Hartshorne Algebraic Geometry Proposition 1.5 (page5) In a notherian topological space $X$, every nomempty closed subset $Y$ can be expressed as a finite union $Y=Y_1 \cup \cdots \cup Y_r$ of irreducible closed subsets $Y_i$. If we require that $Y_i \nsupseteq Y_j$ for $i \neq j$, then the $Y_i$ are uniquely determined. They are called the irreducible components of $Y$.
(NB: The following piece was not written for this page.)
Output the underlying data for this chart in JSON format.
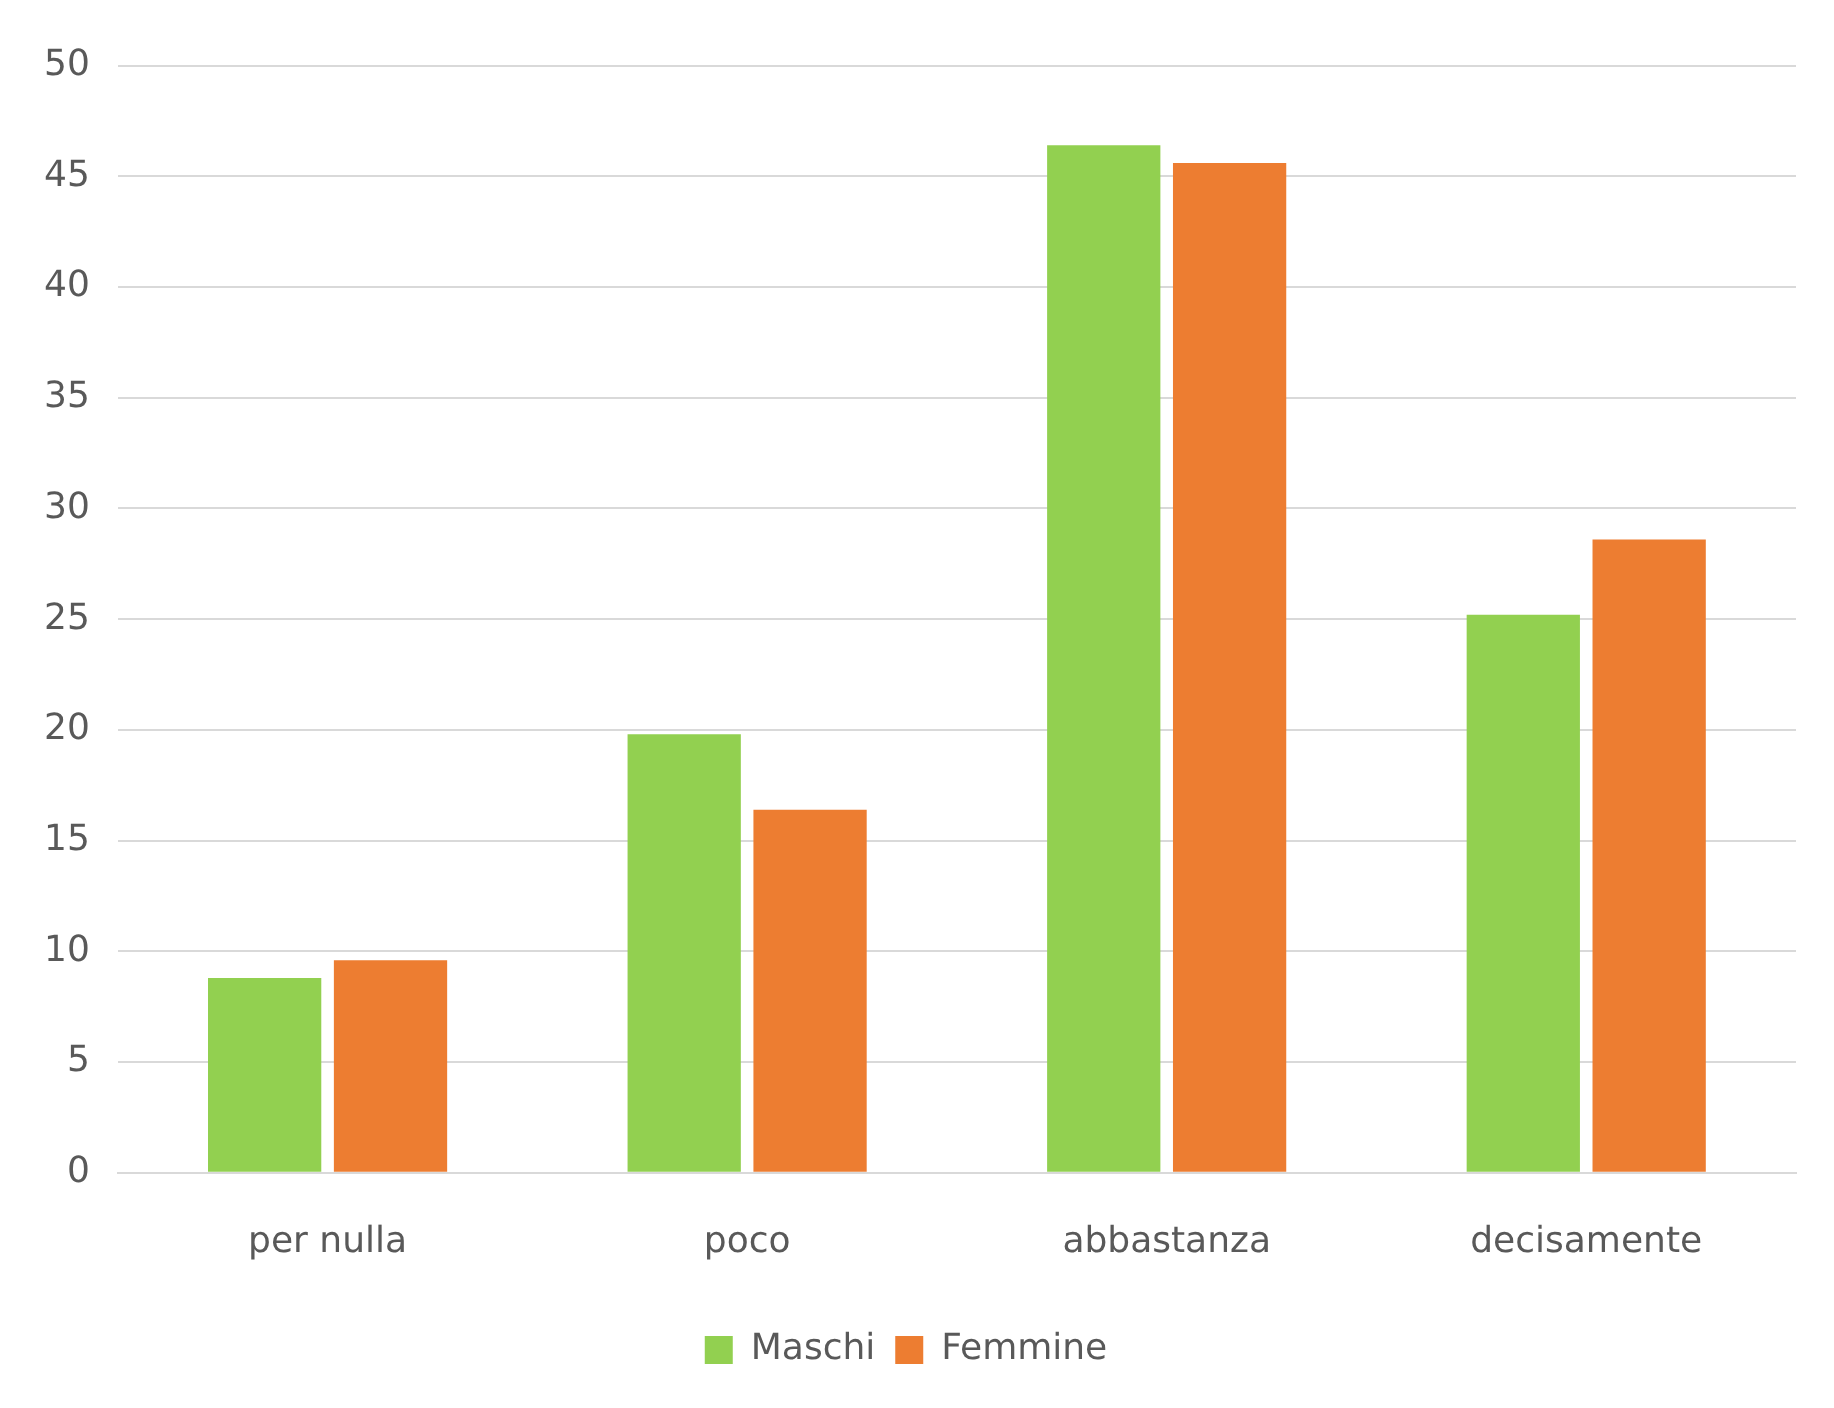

I understood the existence of such a representation. But I can't understand a sentence in the uniqueness part, which I highlighted: Let $Y=Y_1 \cup \cdots \cup Y_r$ and $Y=Y'_1 \cup \cdots \cup Y'_s$ be two such representation. Then we can deduce that $Y_1=Y'_1$ (the details are in the textbook). Now let $Z=(Y-Y_1)^-$, then $Z=Y_2 \cup \cdots \cup Y_r$ and also $Z=Y'_2 \cup \cdots \cup Y'_s$.
What is the operator $^-$? I understood it as a closure, is it right? But then how can I deduce that $Z$ is represented as $Z=Y_2 \cup \cdots \cup Y_r=Y'_2 \cup \cdots \cup Y'_s$?